Galactic Centre explosion. In 2003, Martin Cohen and I discovered a large-scale wind from the Galactic Centre. This preempted the marvellous Fermi discovery of the gamma-ray bubbles in 2010 over the same physical scale (+/-50 degrees!). At the time, we were unclear whether the explosion was driven by a starburst or by a supermassive black hole. But in 2013, we discovered that the Galaxy underwent a full-blown Seyfert phase just two million years ago, i.e. when Homo Erectus walked the Earth! This means that the well-established supermassive black hole at the Galactic Centre (Sgr A*) was blasting bipolar jets at full power only recently in cosmic terms. Of course it's the accretion disk that swirls around the black hole that does this, not the black hole itself. This story had major press coverage in September 2013. The best description of the work is the New Scientist feature article. A link to my TV interview is given below.
Gas accretion onto galaxies. A great deal of my work has focussed on how gas gets into galaxies.
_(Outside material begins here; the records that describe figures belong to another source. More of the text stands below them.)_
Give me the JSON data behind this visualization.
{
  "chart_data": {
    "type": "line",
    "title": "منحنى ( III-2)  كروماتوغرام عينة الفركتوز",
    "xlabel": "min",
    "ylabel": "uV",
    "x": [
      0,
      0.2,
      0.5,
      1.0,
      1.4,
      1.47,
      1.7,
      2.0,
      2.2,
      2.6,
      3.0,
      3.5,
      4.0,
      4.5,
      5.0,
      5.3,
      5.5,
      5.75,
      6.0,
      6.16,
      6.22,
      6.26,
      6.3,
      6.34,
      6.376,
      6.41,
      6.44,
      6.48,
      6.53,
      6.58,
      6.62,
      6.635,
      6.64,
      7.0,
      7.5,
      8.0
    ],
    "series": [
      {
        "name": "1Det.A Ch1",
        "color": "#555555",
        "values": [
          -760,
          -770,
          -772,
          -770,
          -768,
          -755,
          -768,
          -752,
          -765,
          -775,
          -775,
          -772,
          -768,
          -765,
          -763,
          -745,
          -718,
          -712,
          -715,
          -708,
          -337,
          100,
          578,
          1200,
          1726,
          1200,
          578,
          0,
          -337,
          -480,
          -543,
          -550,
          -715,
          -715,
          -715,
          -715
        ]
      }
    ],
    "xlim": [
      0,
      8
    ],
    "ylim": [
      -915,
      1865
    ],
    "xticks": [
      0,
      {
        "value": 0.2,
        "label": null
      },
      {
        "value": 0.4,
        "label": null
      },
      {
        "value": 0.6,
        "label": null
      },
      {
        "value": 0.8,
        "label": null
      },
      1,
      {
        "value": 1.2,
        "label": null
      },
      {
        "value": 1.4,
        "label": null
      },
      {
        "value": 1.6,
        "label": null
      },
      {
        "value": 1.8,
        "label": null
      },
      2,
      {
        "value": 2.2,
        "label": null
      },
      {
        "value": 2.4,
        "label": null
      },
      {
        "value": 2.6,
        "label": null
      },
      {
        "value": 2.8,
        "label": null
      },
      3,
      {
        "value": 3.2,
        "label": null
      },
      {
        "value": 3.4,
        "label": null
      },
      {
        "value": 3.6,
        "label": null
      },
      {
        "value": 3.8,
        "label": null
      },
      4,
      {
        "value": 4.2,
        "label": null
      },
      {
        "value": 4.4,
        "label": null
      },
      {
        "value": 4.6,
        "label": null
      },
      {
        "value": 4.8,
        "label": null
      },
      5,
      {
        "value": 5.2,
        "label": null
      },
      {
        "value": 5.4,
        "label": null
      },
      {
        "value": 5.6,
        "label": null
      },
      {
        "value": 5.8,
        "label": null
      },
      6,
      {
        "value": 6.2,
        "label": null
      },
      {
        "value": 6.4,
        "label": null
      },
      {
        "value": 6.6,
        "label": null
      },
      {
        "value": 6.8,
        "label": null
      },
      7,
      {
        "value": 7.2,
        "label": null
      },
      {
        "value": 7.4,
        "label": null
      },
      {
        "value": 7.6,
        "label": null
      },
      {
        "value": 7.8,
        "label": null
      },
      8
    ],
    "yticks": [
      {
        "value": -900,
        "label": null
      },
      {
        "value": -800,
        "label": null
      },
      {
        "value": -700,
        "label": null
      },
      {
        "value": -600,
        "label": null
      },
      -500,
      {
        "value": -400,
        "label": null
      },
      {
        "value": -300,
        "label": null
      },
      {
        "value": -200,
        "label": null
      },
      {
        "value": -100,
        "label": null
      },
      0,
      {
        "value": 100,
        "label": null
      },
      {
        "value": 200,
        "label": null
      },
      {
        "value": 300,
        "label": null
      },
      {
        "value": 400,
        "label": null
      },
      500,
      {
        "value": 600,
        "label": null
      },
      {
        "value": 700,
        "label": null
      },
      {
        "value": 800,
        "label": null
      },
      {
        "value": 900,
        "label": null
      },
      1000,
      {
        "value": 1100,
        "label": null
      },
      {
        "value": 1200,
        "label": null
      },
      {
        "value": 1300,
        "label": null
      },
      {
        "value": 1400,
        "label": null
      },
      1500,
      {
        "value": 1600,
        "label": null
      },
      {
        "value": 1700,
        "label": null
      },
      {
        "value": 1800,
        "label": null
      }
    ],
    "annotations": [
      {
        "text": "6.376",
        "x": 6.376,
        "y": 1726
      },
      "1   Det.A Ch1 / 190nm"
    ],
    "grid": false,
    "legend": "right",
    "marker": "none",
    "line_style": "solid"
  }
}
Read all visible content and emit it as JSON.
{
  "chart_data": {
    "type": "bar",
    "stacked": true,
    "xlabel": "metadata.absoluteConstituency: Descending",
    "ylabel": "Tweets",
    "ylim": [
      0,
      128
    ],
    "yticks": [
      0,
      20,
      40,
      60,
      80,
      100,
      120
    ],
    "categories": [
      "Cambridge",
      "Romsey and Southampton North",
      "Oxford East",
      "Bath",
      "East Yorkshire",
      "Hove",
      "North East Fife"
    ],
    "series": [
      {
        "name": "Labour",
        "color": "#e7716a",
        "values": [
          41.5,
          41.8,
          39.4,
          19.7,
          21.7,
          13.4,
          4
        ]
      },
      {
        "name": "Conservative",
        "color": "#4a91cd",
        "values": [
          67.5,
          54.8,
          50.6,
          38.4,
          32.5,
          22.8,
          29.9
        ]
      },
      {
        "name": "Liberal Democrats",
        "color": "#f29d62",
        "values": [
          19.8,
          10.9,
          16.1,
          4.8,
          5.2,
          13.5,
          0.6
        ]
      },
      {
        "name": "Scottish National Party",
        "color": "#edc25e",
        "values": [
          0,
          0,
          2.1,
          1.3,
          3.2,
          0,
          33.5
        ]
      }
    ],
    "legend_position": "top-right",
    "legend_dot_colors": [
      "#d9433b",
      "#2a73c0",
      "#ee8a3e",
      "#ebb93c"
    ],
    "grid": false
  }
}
Our large Hubble Space Telescope programme (Fox et al 2013, 2014) targets 70 quasars seen through the Magellanic Stream. These background sources allow us to see the imprint of a rich forest of UV absorption lines across the Galactic halo. We have begun to probe the Galactic wind region using the same method.
The astrophotonics labs have completed or are developing a range of novel astronomical instruments: SAMI, Hector, HERMES, GNOSIS, PRAXIS, MOHSIS, PANDORA, Dragonfly, nanoSPEC, i-INSPIRE and PIMMS.
My own interest in photonics (which includes optoelectronics) started in 2000 when talking to Martin Harwit about the prospects of improved space communications. We were struck by how little potential data from space missions was getting back to Earth, even allowing for data compression. In 2002, I wrote two papers on "Laser Telemetry from Space" with father and son team, Martin & Alex Harwit (Science, July 2002). The papers were adopted as a NASA white paper in that same year and a workshop was held at JPL to discuss the work. My team at the AAO formed the Centre for Space Photonics to pursue funding avenues. This led to a second NASA visit to Australia to attend the IAU 2003 where a special session was held on laser communications. In early 2006, and sooner than I had ever anticipated, a NASA Goddard team achieved the first interplanetary laser communications over a distance of 24 million km (Science, Jan 2006). With specific reference to our work, their paper describes how they used the MESSENGER satellite which is on a 6.6 year voyage to Mercury and due to arrive in early 2011. For more information, see our laser communications website.
Since 2001, my group has explored the use of photonics in astronomical and space instrumentation -- a field now known as astrophotonics. Most papers can be accessed through opticsinfobase. Optics Express highlighted the field of astrophotonics in a special issue (12 papers) in Feb 2009; astrophotonics and space photonics were also featured in 2012 Physics Today article. The field has received special sessions at EOS (Europe) and OSA (USA) optics conferences. Some of our new technologies were tested on our first balloon experiment in November 2012; this is to be followed by more balloons and a rocket launch.
The field of quantum optics is finding increasing relevance and overlap with astronomy. The field originally grew out of Hanbury Brown's astronomical projects (Sydney, Manchester) in the 1950s and 1960s. In this respect, quantum astronomy has been with us for a long time although little has happened since the early analogue experiments. In recent years, there has been a steady rise in quantum astronomy in large part due to the prospect of single photon detection at picosecond rates (SPADs, SiPMs) and the promise of AO-assisted extremely large telescopes. At Sydney and Macquarie, we have begun to investigate photon orbital angular momentum and related phenomena.